La Loire-Atlantique occupe une place à part dans l’histoire du frelon asiatique en France : c’est par le sud-ouest qu’il est arrivé, et l’Ouest atlantique fait partie des territoires colonisés de longue date. Un recul précieux pour comprendre ce qui attend le reste du pays.
Le frelon asiatique est arrivé en France par le sud-ouest au milieu des années 2000, transporté involontairement depuis l’Asie. Il a ensuite gagné l’ensemble du territoire, et l’Ouest atlantique compte aujourd’hui parmi les régions où il est installé depuis longtemps. La Loire-Atlantique offre donc un recul rare : on y observe une population endémique, stabilisée, loin du front de colonisation.
Ce qu’apprend un territoire colonisé de longue date
Là où le frelon est installé depuis des années, il ne disparaît pas mais devient une présence de fond qu’il faut gérer chaque saison.
Le premier enseignement des territoires anciennement colonisés est qu’on ne « débarrasse » pas une région du frelon asiatique. L’espèce s’installe durablement et réapparaît chaque année. La gestion devient alors une routine saisonnière : repérage au printemps, destruction ciblée des nids proches des habitations et des ruchers, surveillance à l’automne. C’est moins spectaculaire qu’une éradication, mais c’est la réalité de terrain.
Le littoral, un milieu particulier
Le climat océanique doux et humide du littoral atlantique offre des conditions favorables à des colonies nombreuses.
Le climat de la Loire-Atlantique — hivers doux, humidité, peu de grands gels — favorise la survie des reines et le développement des colonies. L’estuaire de la Loire, les zones humides et le bocage fournissent eau et proies en abondance. Autour de Nantes, cette combinaison entretient une densité de nids significative, en ville comme dans la couronne périurbaine et le vignoble nantais.

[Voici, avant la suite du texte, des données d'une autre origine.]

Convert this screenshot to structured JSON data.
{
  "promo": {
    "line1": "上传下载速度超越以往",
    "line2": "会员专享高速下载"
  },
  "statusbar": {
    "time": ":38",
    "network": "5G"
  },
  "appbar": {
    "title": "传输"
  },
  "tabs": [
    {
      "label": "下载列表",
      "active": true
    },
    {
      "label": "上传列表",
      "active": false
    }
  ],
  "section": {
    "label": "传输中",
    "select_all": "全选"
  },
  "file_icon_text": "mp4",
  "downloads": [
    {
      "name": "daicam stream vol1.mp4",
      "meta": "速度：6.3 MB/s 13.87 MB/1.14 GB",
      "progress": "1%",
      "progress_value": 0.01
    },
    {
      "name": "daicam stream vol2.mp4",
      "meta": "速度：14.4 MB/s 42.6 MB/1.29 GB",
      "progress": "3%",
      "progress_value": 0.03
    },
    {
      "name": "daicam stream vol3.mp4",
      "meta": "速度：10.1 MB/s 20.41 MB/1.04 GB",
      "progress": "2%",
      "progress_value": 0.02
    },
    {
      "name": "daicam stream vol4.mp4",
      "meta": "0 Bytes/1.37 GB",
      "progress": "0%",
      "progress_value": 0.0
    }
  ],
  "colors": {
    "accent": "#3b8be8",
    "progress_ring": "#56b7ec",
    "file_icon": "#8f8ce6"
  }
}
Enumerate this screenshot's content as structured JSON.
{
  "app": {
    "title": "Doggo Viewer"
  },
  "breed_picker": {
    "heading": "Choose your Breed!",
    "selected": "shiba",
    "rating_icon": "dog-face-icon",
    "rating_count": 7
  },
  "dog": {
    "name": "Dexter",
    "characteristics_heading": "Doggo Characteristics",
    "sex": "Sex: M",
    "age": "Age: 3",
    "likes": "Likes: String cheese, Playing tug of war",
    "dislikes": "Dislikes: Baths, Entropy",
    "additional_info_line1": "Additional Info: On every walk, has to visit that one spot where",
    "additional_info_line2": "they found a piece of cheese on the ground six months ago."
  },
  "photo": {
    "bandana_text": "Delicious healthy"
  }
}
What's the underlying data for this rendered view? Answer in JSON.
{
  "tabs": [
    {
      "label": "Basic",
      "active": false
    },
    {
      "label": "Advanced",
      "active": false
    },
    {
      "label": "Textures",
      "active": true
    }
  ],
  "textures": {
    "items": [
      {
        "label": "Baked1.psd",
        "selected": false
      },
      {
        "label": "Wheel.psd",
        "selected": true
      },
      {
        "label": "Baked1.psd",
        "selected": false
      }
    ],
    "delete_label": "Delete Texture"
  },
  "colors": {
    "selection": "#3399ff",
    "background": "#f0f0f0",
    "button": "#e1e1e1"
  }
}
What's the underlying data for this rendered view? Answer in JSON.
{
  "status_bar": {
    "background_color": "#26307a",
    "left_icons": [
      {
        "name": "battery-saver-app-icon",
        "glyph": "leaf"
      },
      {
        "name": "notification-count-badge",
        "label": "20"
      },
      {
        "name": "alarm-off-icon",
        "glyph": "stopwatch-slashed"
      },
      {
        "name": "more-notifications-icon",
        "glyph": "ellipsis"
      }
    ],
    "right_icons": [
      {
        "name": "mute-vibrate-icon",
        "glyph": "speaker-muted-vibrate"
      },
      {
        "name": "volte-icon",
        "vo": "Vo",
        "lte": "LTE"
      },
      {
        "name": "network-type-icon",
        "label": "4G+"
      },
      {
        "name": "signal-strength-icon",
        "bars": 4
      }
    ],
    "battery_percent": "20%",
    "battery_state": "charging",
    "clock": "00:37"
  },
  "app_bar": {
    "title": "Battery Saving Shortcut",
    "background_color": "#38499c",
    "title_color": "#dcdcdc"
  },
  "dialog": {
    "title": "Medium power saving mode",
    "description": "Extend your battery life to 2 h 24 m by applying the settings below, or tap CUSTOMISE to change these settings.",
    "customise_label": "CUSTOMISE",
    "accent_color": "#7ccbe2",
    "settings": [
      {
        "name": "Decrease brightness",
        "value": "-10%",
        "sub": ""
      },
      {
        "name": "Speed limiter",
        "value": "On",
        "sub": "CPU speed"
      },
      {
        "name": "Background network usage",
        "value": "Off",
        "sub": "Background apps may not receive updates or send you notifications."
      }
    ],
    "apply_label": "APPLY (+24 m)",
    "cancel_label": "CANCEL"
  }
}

Les étapes de l’installation du frelon asiatique, observées sur un territoire pionnier
| Phase | Ce qu’on observe | Durée typique |
| Découverte | Premiers individus signalés | Une saison |
| Explosion | Multiplication rapide des nids | Deux à trois ans |
| Endémie | Présence stable chaque année | Durable |
| Gestion de routine | Repérage et destruction saisonniers | Chaque année |
Vivre avec, sans baisser la garde
Une présence installée ne veut pas dire une menace banalisée. Un nid proche d’une terrasse, d’une école ou d’un rucher reste un vrai danger, et sa destruction s’impose. Autour de Nantes — Saint-Herblain, Rezé, Vertou, ou vers Guérande et la presqu’île — le bon réflexe reste de faire intervenir une entreprise de destruction de nids de guêpes et frelons près de Nantes dès qu’un nid menace un lieu de vie, plutôt que de considérer le frelon comme une fatalité à laquelle on s’habitue.

Le piégeage de printemps, un débat toujours ouvert
Dans les régions anciennement colonisées, le recul permet de mesurer les limites du piégeage massif de printemps. Non sélectif, il tue quantité d’insectes utiles pour un effet marginal sur les populations de frelons. Les approches recommandées privilégient un piégeage sélectif et localisé près des ruchers, associé à la destruction des nids — pas des pièges déployés partout dans l’espoir illusoire d’éradiquer l’espèce.
Questions fréquentes
Le frelon asiatique est-il arrivé en France par la Loire-Atlantique ?
Il est entré par le sud-ouest de la France au milieu des années 2000, puis a colonisé l’Ouest atlantique, qui fait aujourd’hui partie des territoires installés de longue date.
Peut-on éradiquer le frelon asiatique d’un territoire ?
Non, l’expérience des régions anciennement colonisées le montre : il s’installe durablement. On gère les nids saison après saison plutôt que de l’éliminer définitivement.
Pourquoi le littoral atlantique est-il si concerné ?
Son climat doux et humide favorise la survie des reines et le développement des colonies, tandis que zones humides et bocage fournissent eau et proies en abondance.
Faut-il détruire tous les nids, même loin des maisons ?
On privilégie la destruction des nids proches des lieux de vie et des ruchers. Un nid isolé en pleine nature présente moins de risque immédiat et meurt de lui-même l’hiver.